Michael Booth with the Mercedes CL500

Every ageing playboy needs a slick set of wheels, but does the Mercedes CL500 really say what you think it does?

Would suit: Retired footballers
Price: £79,652
Performance: 155mph, 0-62 mph 5.5secs
Combined fuel consumption: 23.3 mpg
Contact: 0800 181 361

Deep down, I quite fancy myself as a CL500 owner. I know, I know, you see me more as a raw, unbridled, "young Brando" type but still, a CL Merc is an irresistible indulgence, a tantalising fantasy of how one's automotive third age might pan out. It is a "summer on the Cap, nights at the baccarat tables, lunch on the terrace at Alain Ducasse" kind of car, and I could definitely see myself living that life (if we ignore for a moment the impediments of a wife, two children, a mortgage and no fixed income).

It is, then, a car for the care-free, high- rolling, international roué. Or is it, as is the case of the two examples round my way, the wheels of choice for the Lebanese restaurant-chain owner with a penchant for Eastern European ladies, or the IT-software entrepreneur who has just upgraded from a 3-series coupé and paved over his front garden to park it?

A CL can be all these things to all these – admittedly not especially appealing – men. So what is it that lures them to a CL instead of, say, a 911, an Aston or a Bentley?

CL buyers won't be after a sports car, that is for sure, which rules out the first two. The CL500 cossets and wafts, but is of little use if you want to out-run an Elise (and part of me can't help thinking that, for £80k, a car ought to be able to do both). Brake suddenly and the body pitches forwards; floor the throttle and there is a pause as the considerable molecular weight that surrounds you gathers itself to muster forward propulsion. Imagine pushing a wheelbarrow full of jelly and you'll get the idea. That said, it is colossally fast (heaven knows what the CL600 must be like), and, personally, I would always trade a little body control for a nice ride. Still, it's better just to point the CL towards a motorway, slip into cruise control, put on a little Wagner and have someone wake you up when you get to Wigan (though what a CL would be doing in Wigan is a moot point).
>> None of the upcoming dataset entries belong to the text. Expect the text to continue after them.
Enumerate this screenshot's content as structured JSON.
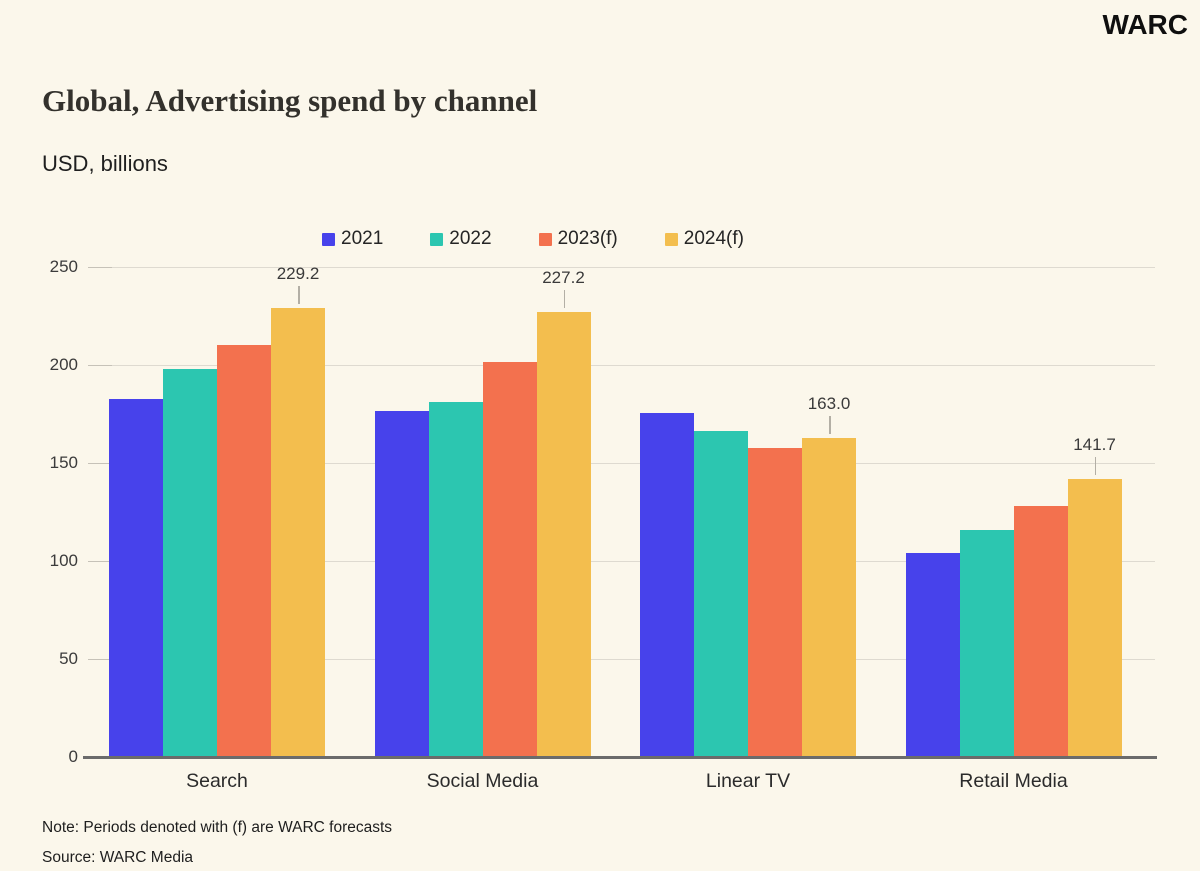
{
  "logo": {
    "text": "WARC"
  },
  "chart_data": {
    "type": "bar",
    "title": "Global, Advertising spend by channel",
    "units": "USD, billions",
    "categories": [
      "Search",
      "Social Media",
      "Linear TV",
      "Retail Media"
    ],
    "series": [
      {
        "name": "2021",
        "color": "#4742EB",
        "values": [
          182.7,
          176.7,
          175.5,
          104.0
        ]
      },
      {
        "name": "2022",
        "color": "#2CC6B0",
        "values": [
          197.8,
          181.0,
          166.2,
          116.0
        ]
      },
      {
        "name": "2023(f)",
        "color": "#F3714E",
        "values": [
          210.3,
          201.7,
          157.5,
          128.2
        ]
      },
      {
        "name": "2024(f)",
        "color": "#F3BE4E",
        "values": [
          229.2,
          227.2,
          163.0,
          141.7
        ],
        "data_labels": [
          "229.2",
          "227.2",
          "163.0",
          "141.7"
        ]
      }
    ],
    "ylim": [
      0,
      250
    ],
    "yticks": [
      0,
      50,
      100,
      150,
      200,
      250
    ],
    "grid": true,
    "legend_position": "top",
    "note": "Note: Periods denoted with (f) are WARC forecasts",
    "source": "Source: WARC Media"
  }
}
The Bentley is a closer rival, but its rear seats are preposterously cramped and, of course, there is the small matter of the extra £40k you'll need to buy one. Mercedes owners aren't so rich that things like value for money don't matter.

Something CL owners clearly do share is a pathological urge to exhibit the success they have achieved in life. (Bitter? Me?) And what better way is there than spending between £80,000 (for the V8) and £107,000 (for the V12 version) on an S-class with two fewer doors?

They also know quality when they see it. Refreshingly for a premium German car, there's no ruched leather. Mercedes has instead gone for the Hercule Poirot look, with piano wood and chrome trim and an Art Deco-ish clock in the centre of the dash. It is a lovely place to be and, matched with that phenomenal ride, helps to make any journey as relaxing as floating in amniotic fluid (I have a good memory), all except for the incessant beeping noises. I've no idea what I was doing wrong – it wasn't my seatbelt, or that I had the fog lights on. Perhaps it was just that the CL could tell I wasn't the right sort to take its wheel, either that or it was a Slovakian prostitute alert. *

It's a classic: Mercedes 60

Ever wondered why poshed-up Jaguars are called Daimlers, even though Gottlieb Daimler built Mercedes? We have to go back to the Mercedes 60 of 1903. Built by Daimler (he of the world's first internal combustion engine) and Wilhelm Maybach (he of those super-limos, much loved by Saudi royalty), the 60 was a high-performance, two-seater that lacked a roof, doors or any discernible body work, but it excelled in the nascent world of motor sports. It was developed at the behest, and with the cash, of industrialist Emil Jellinek, who had a daughter – Mercedes. As Daimler had licensed his name to UK dealers, Jellinek insisted the 60 carry her name in France. Due to other complicated licensing deals, her name was used across Europe for all Daimler cars built from 1908. In 1924, Daimler aligned with Karl Benz to build Mercedes-Benz cars, while the UK Daimler licence was bought by Jaguar, in 1960.